Jacobs, who said he has never used illegal drugs, said he has been too busy to look at Proposition 19 but believes marijuana should be decriminalized. “I have certainly not opted out,” he said. “We’ve taken one approach for years and years, and it just hasn’t worked.”

The initiative’s opponents are not yet a financial threat, but “no” campaigns typically start slowly. By June, the campaign had raised $41,100 from five donors. “We just started,” said Andrew Acosta, a spokesman, “so I would assume that the more groups we talk to, things are going to start looking up for us.”

Opposition campaigns have attracted few big donors — except Proposition 5, which drew $1 million from the prison guards’ union and $250,000 each from A. Jerrold Perenchio, the former head of Univision, and Meg Whitman, the former Ebay executive who is now bankrolling a multimillion-dollar race for governor.

Soros and most other major donors to the California initiatives are supporters of the Drug Policy Alliance, a prominent advocacy group and a force behind the previous measures. Like the other pro-legalization groups, the alliance wanted to aim an initiative for 2012, when the presidential election would draw more liberal voters. That would also have given its donors four years to recover from a dispiriting loss.

“They didn’t give money in 2008 with the understanding that they would be funding another statewide campaign two years later,” said Stephen Gutwillig, the alliance’s California director.

Lee, however, brushed aside the pressure to wait. Doug Linney, Lee’s top political consultant, acknowledged these donors were not involved in the key decisions.

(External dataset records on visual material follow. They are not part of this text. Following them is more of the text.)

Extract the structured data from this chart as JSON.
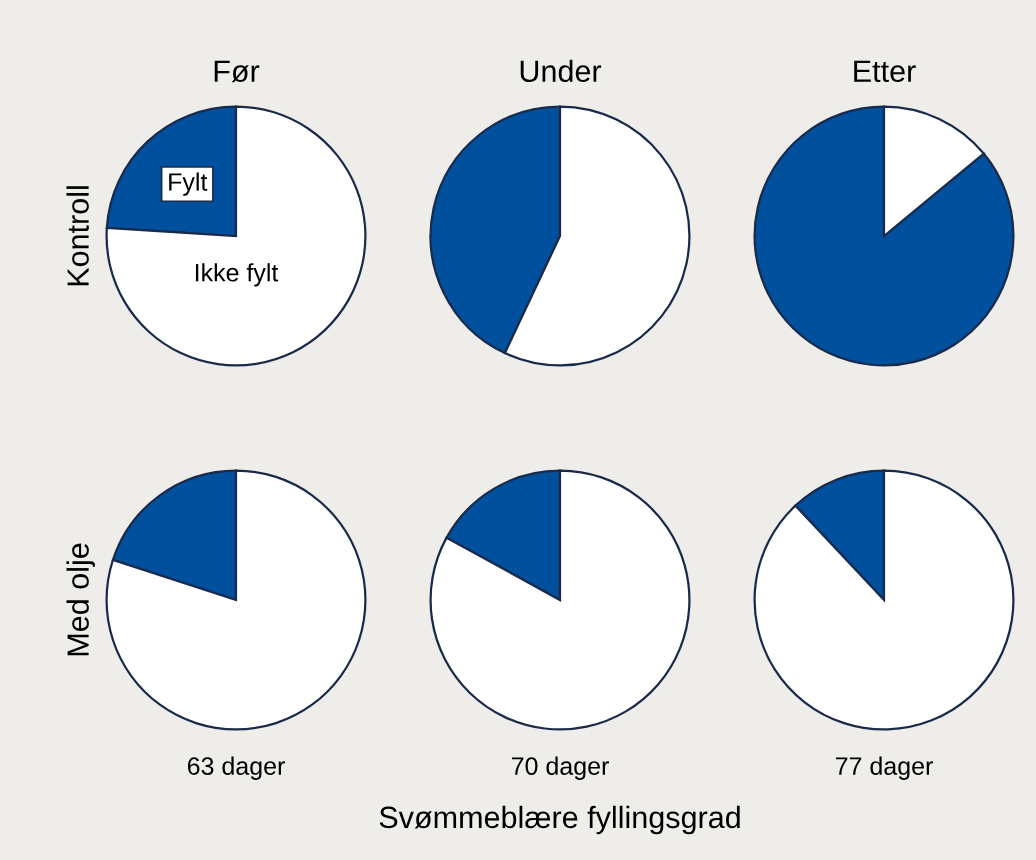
{
  "chart_data": [
    {
      "type": "pie",
      "title": "Før",
      "ylabel": "Kontroll",
      "categories": [
        "Fylt",
        "Ikke fylt"
      ],
      "values": [
        24,
        76
      ],
      "colors": [
        "#00509e",
        "#ffffff"
      ]
    },
    {
      "type": "pie",
      "title": "Under",
      "categories": [
        null,
        null
      ],
      "values": [
        43,
        57
      ],
      "colors": [
        "#00509e",
        "#ffffff"
      ]
    },
    {
      "type": "pie",
      "title": "Etter",
      "categories": [
        null,
        null
      ],
      "values": [
        86,
        14
      ],
      "colors": [
        "#00509e",
        "#ffffff"
      ]
    },
    {
      "type": "pie",
      "ylabel": "Med olje",
      "xlabel": "63 dager",
      "categories": [
        null,
        null
      ],
      "values": [
        20,
        80
      ],
      "colors": [
        "#00509e",
        "#ffffff"
      ]
    },
    {
      "type": "pie",
      "xlabel": "70 dager",
      "annotations": [
        "Svømmeblære fyllingsgrad"
      ],
      "categories": [
        null,
        null
      ],
      "values": [
        17,
        83
      ],
      "colors": [
        "#00509e",
        "#ffffff"
      ]
    },
    {
      "type": "pie",
      "xlabel": "77 dager",
      "categories": [
        null,
        null
      ],
      "values": [
        12,
        88
      ],
      "colors": [
        "#00509e",
        "#ffffff"
      ]
    }
  ]
}
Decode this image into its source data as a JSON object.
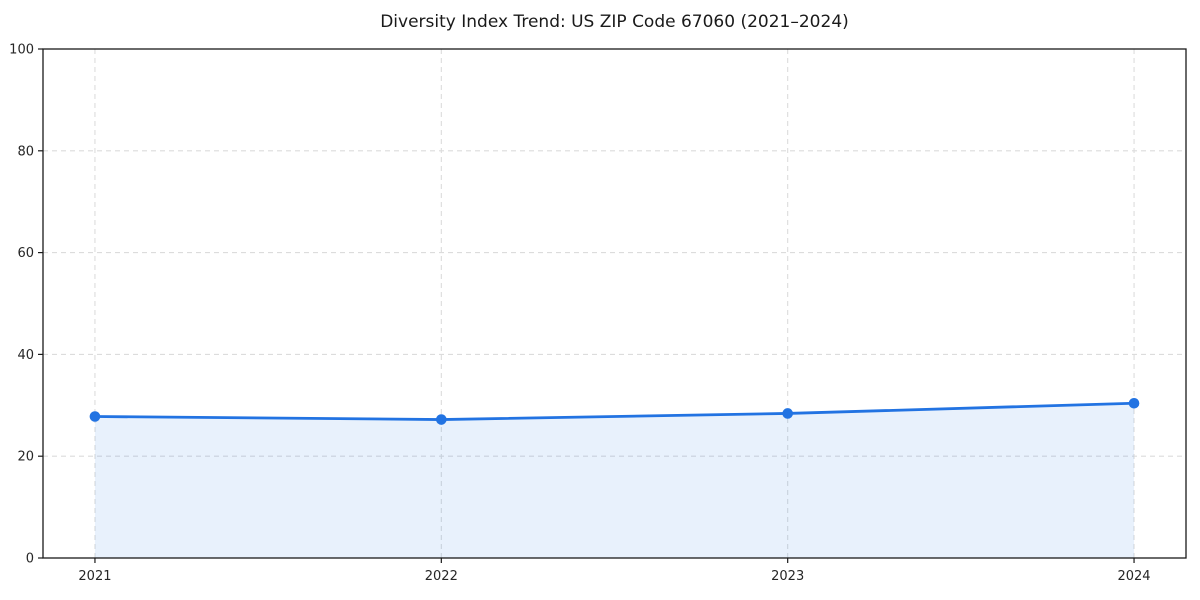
{
  "chart_data": {
    "type": "area",
    "title": "Diversity Index Trend: US ZIP Code 67060 (2021–2024)",
    "categories": [
      "2021",
      "2022",
      "2023",
      "2024"
    ],
    "series": [
      {
        "name": "Diversity Index",
        "values": [
          27.8,
          27.2,
          28.4,
          30.4
        ]
      }
    ],
    "xlabel": "",
    "ylabel": "",
    "ylim": [
      0,
      100
    ],
    "yticks": [
      0,
      20,
      40,
      60,
      80,
      100
    ],
    "grid": true,
    "grid_style": "dashed",
    "legend": false,
    "colors": {
      "line": "#2273e2",
      "marker": "#2273e2",
      "fill": "#2273e2",
      "fill_opacity": 0.1,
      "grid": "#dcdcdc",
      "spine": "#1a1a1a",
      "tick_text": "#262626",
      "background": "#ffffff"
    }
  }
}
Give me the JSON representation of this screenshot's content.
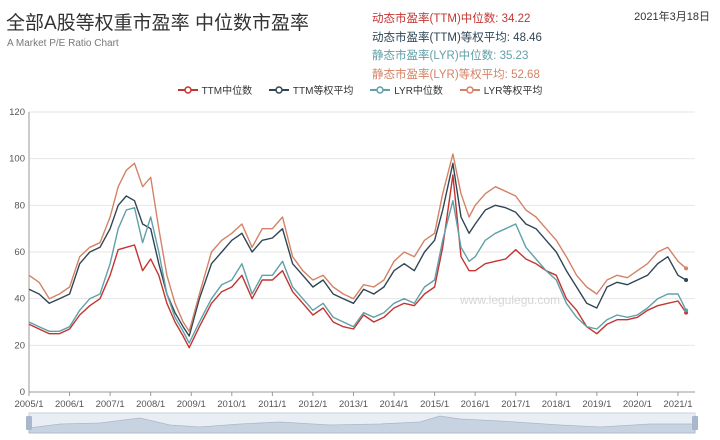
{
  "header": {
    "title": "全部A股等权重市盈率 中位数市盈率",
    "subtitle": "A Market P/E Ratio Chart",
    "date": "2021年3月18日"
  },
  "stats": [
    {
      "label": "动态市盈率(TTM)中位数: 34.22",
      "color": "#c23531"
    },
    {
      "label": "动态市盈率(TTM)等权平均: 48.46",
      "color": "#2f4554"
    },
    {
      "label": "静态市盈率(LYR)中位数: 35.23",
      "color": "#61a0a8"
    },
    {
      "label": "静态市盈率(LYR)等权平均: 52.68",
      "color": "#d48265"
    }
  ],
  "watermark": "www.legulegu.com",
  "chart_data": {
    "type": "line",
    "xlabels": [
      "2005/1",
      "2006/1",
      "2007/1",
      "2008/1",
      "2009/1",
      "2010/1",
      "2011/1",
      "2012/1",
      "2013/1",
      "2014/1",
      "2015/1",
      "2016/1",
      "2017/1",
      "2018/1",
      "2019/1",
      "2020/1",
      "2021/1"
    ],
    "x": [
      2005.0,
      2005.25,
      2005.5,
      2005.75,
      2006.0,
      2006.25,
      2006.5,
      2006.75,
      2007.0,
      2007.2,
      2007.4,
      2007.6,
      2007.8,
      2008.0,
      2008.2,
      2008.4,
      2008.6,
      2008.8,
      2008.95,
      2009.2,
      2009.5,
      2009.75,
      2010.0,
      2010.25,
      2010.5,
      2010.75,
      2011.0,
      2011.25,
      2011.5,
      2011.75,
      2012.0,
      2012.25,
      2012.5,
      2012.75,
      2013.0,
      2013.25,
      2013.5,
      2013.75,
      2014.0,
      2014.25,
      2014.5,
      2014.75,
      2015.0,
      2015.2,
      2015.45,
      2015.65,
      2015.85,
      2016.0,
      2016.25,
      2016.5,
      2016.75,
      2017.0,
      2017.25,
      2017.5,
      2017.75,
      2018.0,
      2018.25,
      2018.5,
      2018.75,
      2019.0,
      2019.25,
      2019.5,
      2019.75,
      2020.0,
      2020.25,
      2020.5,
      2020.75,
      2021.0,
      2021.2
    ],
    "ylim": [
      0,
      120
    ],
    "yticks": [
      0,
      20,
      40,
      60,
      80,
      100,
      120
    ],
    "series": [
      {
        "name": "TTM中位数",
        "color": "#c23531",
        "values": [
          29,
          27,
          25,
          25,
          27,
          33,
          37,
          40,
          50,
          61,
          62,
          63,
          52,
          57,
          50,
          38,
          30,
          24,
          19,
          28,
          38,
          43,
          45,
          50,
          40,
          48,
          48,
          52,
          43,
          38,
          33,
          36,
          30,
          28,
          27,
          33,
          30,
          32,
          36,
          38,
          37,
          42,
          45,
          62,
          93,
          58,
          52,
          52,
          55,
          56,
          57,
          61,
          57,
          55,
          52,
          50,
          40,
          35,
          28,
          25,
          29,
          31,
          31,
          32,
          35,
          37,
          38,
          39,
          34
        ]
      },
      {
        "name": "TTM等权平均",
        "color": "#2f4554",
        "values": [
          44,
          42,
          38,
          40,
          42,
          55,
          60,
          62,
          70,
          80,
          84,
          82,
          72,
          70,
          55,
          42,
          34,
          28,
          24,
          40,
          55,
          60,
          65,
          68,
          60,
          65,
          66,
          70,
          55,
          50,
          45,
          48,
          42,
          40,
          38,
          44,
          42,
          45,
          52,
          55,
          52,
          60,
          65,
          78,
          98,
          75,
          68,
          72,
          78,
          80,
          79,
          77,
          72,
          70,
          65,
          60,
          52,
          45,
          38,
          36,
          45,
          47,
          46,
          48,
          50,
          55,
          58,
          50,
          48
        ]
      },
      {
        "name": "LYR中位数",
        "color": "#61a0a8",
        "values": [
          30,
          28,
          26,
          26,
          28,
          35,
          40,
          42,
          55,
          70,
          78,
          79,
          64,
          75,
          60,
          42,
          32,
          26,
          21,
          30,
          40,
          46,
          48,
          55,
          42,
          50,
          50,
          56,
          45,
          40,
          35,
          38,
          32,
          30,
          28,
          34,
          32,
          34,
          38,
          40,
          38,
          45,
          48,
          65,
          82,
          62,
          56,
          58,
          65,
          68,
          70,
          72,
          62,
          57,
          52,
          48,
          38,
          32,
          28,
          27,
          31,
          33,
          32,
          33,
          36,
          40,
          42,
          42,
          35
        ]
      },
      {
        "name": "LYR等权平均",
        "color": "#d48265",
        "values": [
          50,
          47,
          40,
          42,
          45,
          58,
          62,
          64,
          75,
          88,
          95,
          98,
          88,
          92,
          70,
          50,
          38,
          30,
          26,
          42,
          60,
          65,
          68,
          72,
          62,
          70,
          70,
          75,
          58,
          52,
          48,
          50,
          45,
          42,
          40,
          46,
          45,
          48,
          56,
          60,
          58,
          65,
          68,
          85,
          102,
          85,
          75,
          80,
          85,
          88,
          86,
          84,
          78,
          75,
          70,
          65,
          58,
          50,
          45,
          42,
          48,
          50,
          49,
          52,
          55,
          60,
          62,
          56,
          53
        ]
      }
    ]
  }
}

“Richard felt like the time was right and wanted to go out with this, and so we put it together a different way,” he said.

Wilson said that he admired Lee’s passion, but that he was on his own.

“I think the people who got this going this year ahead of when the drug people wanted to do it, it’s their ball and they’ve got to run it,” he said.

Linney and Lee think the deep-pocket donors, faced with a historic initiative, will not watch from the sidelines. “We’ve got one of the more juicier kind of things in town these days,” Linney said.

Ethan Nadelmann, the founder and the executive director of the decade-old Drug Policy Alliance, has cultivated Soros and other donors for years and is the main conduit to them. His role could be decisive.

“A victory for Prop. 19 would be a major breakthrough,” Nadelmann said, “so I am doing everything I can to help it, including trying to raise significant funds, but it’s difficult when the polling is 50-50.”

The biggest donor to Proposition 19 besides Lee is Philip D. Harvey, another Drug Policy Alliance backer. Harvey, who started one of the largest retailers of sex toys and pornography, gave $100,000 to the alliance’s committee, which will run an independent campaign for the initiative.

“The war on drugs is one of the most destructive, foolish and wasteful government efforts that we have ever come up with,” said Harvey, who now runs a foundation that promotes birth control in impoverished countries. “We put hundreds of thousands of perfectly peaceful people behind bars. I think it’s obscene.”

Harvey, who said he was almost sorry to say he didn’t get much out of smoking marijuana, said he was thrilled to see a legalization initiative on the ballot and was not dissuaded by the polls.

“It’s going to be close,” he said. “I understand that.”